Under the same airmass, again, no fronts or tropical systems approaching, dew points and relative humidities reach a morning max and afternoon minimum. We all know that the southeastern US is hot and sticky in summer. Growing up in central Florida it’s hard to forget that. However, 90 degrees with 100% humidity is an exaggeration and these conditions are rarely if ever observed in the US. When the eastern US reaches temperatures in the upper 80’s and higher under the persistent maritime tropical airmass (aka Bermuda High) afternoon dew points hover around 70 which puts your typical afternoon RH in the 50-60% range. Sticky and oppressive yes, but not 90-100%. Those levels only occur around the minimum temperature cycle.

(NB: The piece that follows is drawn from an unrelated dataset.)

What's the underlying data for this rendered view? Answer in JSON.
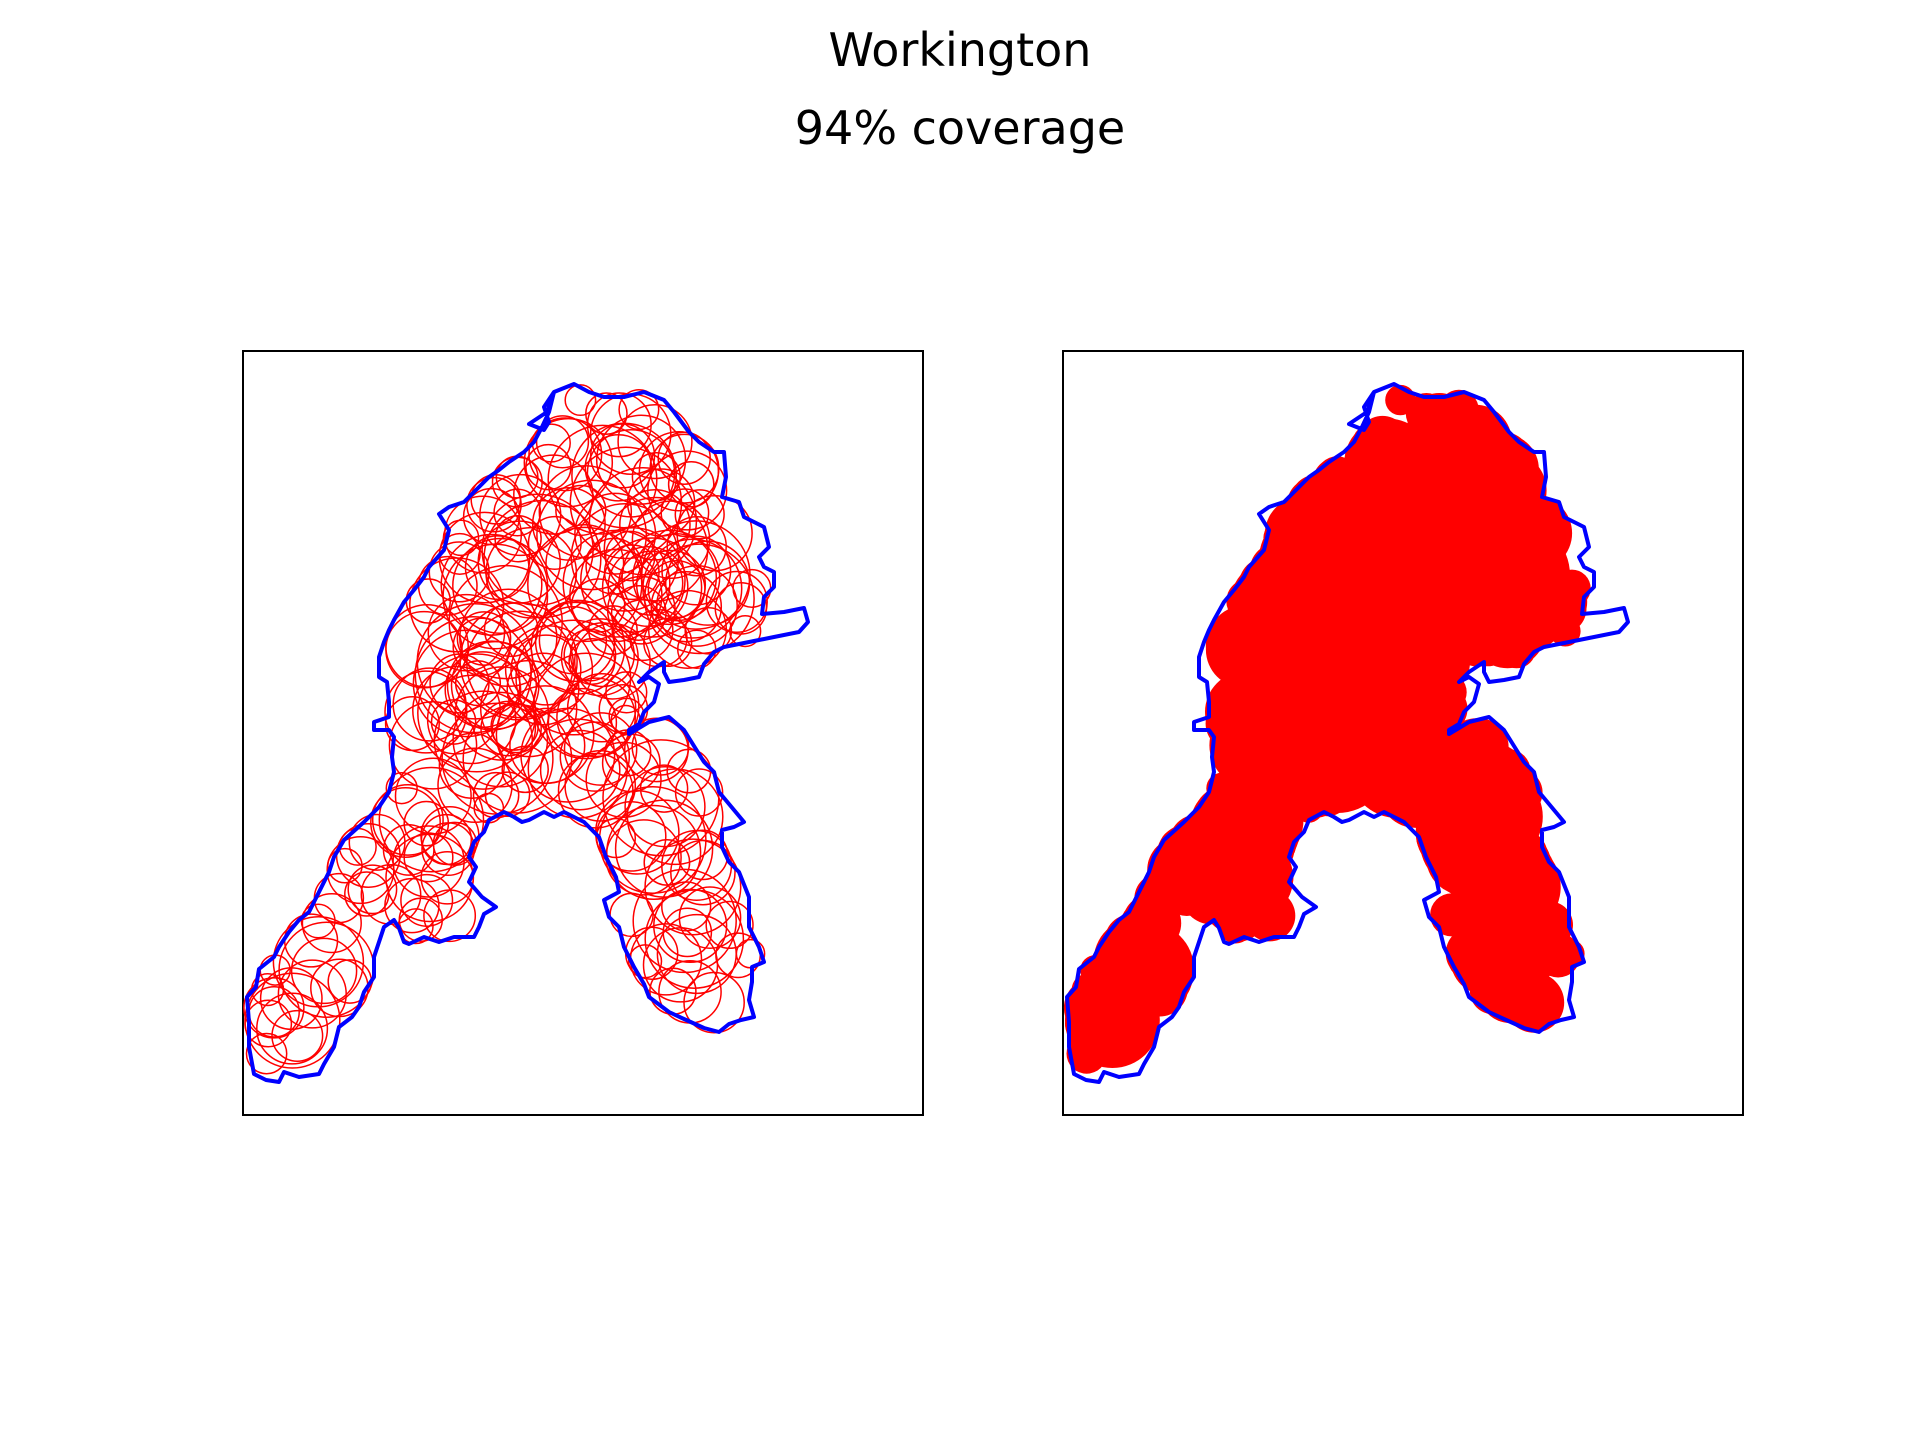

It’s not very practical for backcountry travelers to measure dew point. You would need a psychrometer to measure the wet bulb temperature and an app to calculate the dew point temperature. However you can be aware of current and forecast dew points before you go out. Monitoring nearby weather stations can tell you a lot. In the summer monsoon season, pretty much every day across most of the Four-Corner states is going to be in an unstable atmosphere. The determining factor in thunderstorm coverage and intensity can be largely a function of available low level moisture as indicated by dew point temperatures. For example, in August, if I see dew point temperatures consistently in the high 40’s and low 50’s in places like Moab, Grand Junction, Albuquerque that tells me thunderstorms over the mountains can hold a lot of moisture, be more widespread in coverage and hold much more flash flood potential than seeing dew points in the 20’s and 30’s with similar ambient temperatures. The drier dew points indicate it’s a much safer time to venture in mountains and canyons.
Lower dew points may indicate much less cumulus and thunderstorm potential but cells that do form have higher bases in drier low level air. In an airmass with a light pressure gradient, high based cells are more likely to kick out stronger and erratic winds, especially when they dissipate. All that energy lifted high into the atmosphere during cumulus development has to come back down to earth at sometime. So if you are camped on a ridge top with calm winds and there are high based cells around that existed most of the afternoon, expect a period of potential high erratic winds indicating the dissipation of cells.
Most of us go into any extended backcountry trip hoping for the best but prepared for the worst. Most people also factor in a basic knowledge of the area’s climatology to determine what warm clothing to bring or what temperature rating your sleeping bag should have. The ability to read clouds on location and what they might mean for temperatures, wind and/or precipitation can influence where you camp, (valley, mid slope, ridge top) when to spend half a day descending a narrow canyon or when you decide to do a high and exposed traverse.